カシオペア座-恒星(シェダル)

カシオペア座

✦ 女王の星 ✦

夜空に輝くW字型の星の並び…それがカシオペア座
北天の星座として、北極星を探す際の目印にもなるこの星座には、誇り高き女王の神話が宿っています。


▽ 神話:誇り高き女王、カシオペア

カシオペアは、古代エチオピアの王妃。
彼女は、自らの娘アンドロメダの美しさをことあるごとに誇り、
「海の精霊たちよりも美しい」とまで言い放ちました。

しかしこの言葉が、海神ポセイドンの怒りを買うことに。
というのも、ギリシャ神話における人間の最も大きな罪は「ヒュブリス(傲慢)」
神と人間の最大の違いは「不死であること」であり、
人間が神の領域に踏み込もうとすることは、決して許されない重大な罪とされていました。

そのため、カシオペアの言動は神々への挑戦とみなされ、
その代償として娘アンドロメダが、海の怪物の生け贄として差し出される運命を背負わされてしまいます。

その後、英雄ペルセウスに救われるアンドロメダ。
しかしカシオペア自身は、その自負心と虚栄の代償として、星座として空にさらされる運命を受けました。
天空に座っている姿で描かれるカシオペアは、逆さまになっていることもあり、それが彼女の傲慢の象徴とも言われています。


▽ カシオペア座の恒星:シェダル(Schedar)

カシオペア座の中でひときわ明るく、胸のあたりに位置する恒星が「シェダル」です。
その名前はアラビア語で「胸」を意味し、オレンジ色に輝く巨星。
夜空で北極星を探すときの目印にもなる、目立つ存在です。


▽ シェダルの象徴と意味

現在、牡牛座の7度47分付近に位置しており、恒星占星術では以下のような象徴が語られています:

  • 女王の品格と統治力
  • 威厳と気品
  • 目立つのではなく、背後から支配力を持つ
  • 高貴さと節度を兼ね備えたリーダーシップ
  • 目に見えない領域から発揮される神秘的な力

この星は、古代エジプトでは「天空の王家のしるし」とされ、
中東では宝石職人や芸術家を象徴する星とも言われてきました。
“美”や“品位”をもって何かを創り出す力が、古代から現在まで結びついているのです。

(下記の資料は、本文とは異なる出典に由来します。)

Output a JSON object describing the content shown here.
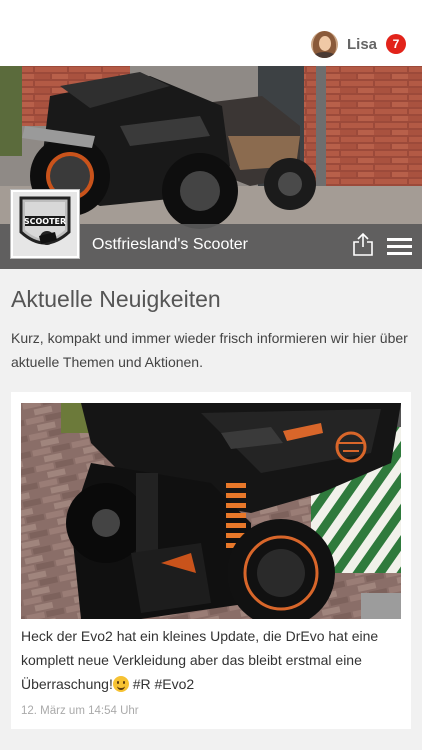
{
  "header": {
    "user_name": "Lisa",
    "notification_count": "7"
  },
  "page": {
    "name": "Ostfriesland's Scooter",
    "logo_text": "SCOOTER"
  },
  "news": {
    "title": "Aktuelle Neuigkeiten",
    "description": "Kurz, kompakt und immer wieder frisch informieren wir hier über aktuelle Themen und Aktionen."
  },
  "posts": [
    {
      "text_before_emoji": "Heck der Evo2 hat ein kleines Update, die DrEvo hat eine komplett neue Verkleidung aber das bleibt erstmal eine Überraschung!",
      "text_after_emoji": " #R #Evo2",
      "date": "12. März um 14:54 Uhr"
    }
  ],
  "colors": {
    "badge": "#e2231a",
    "cover_bar": "#5a5a5a",
    "background": "#f1f1f1"
  },
  "icons": {
    "share": "share-icon",
    "menu": "hamburger-menu-icon",
    "avatar": "avatar-image",
    "emoji": "smiling-face-emoji"
  }
}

また、過度なぜいたくや誇示が困難を招くとも言われており、
誇りと謙虚さのバランスを問う星とも言えるでしょう。


おわりに

カシオペア座の神話に登場する女王は、傲慢さゆえに罰を受けましたが、
その内面には誇り高い品格と母としての愛が宿っていたのかもしれません。

そしてその胸元に輝く「シェダル」は、
目立たなくとも人を導く“女王の星”として、今も夜空から静かに語りかけています。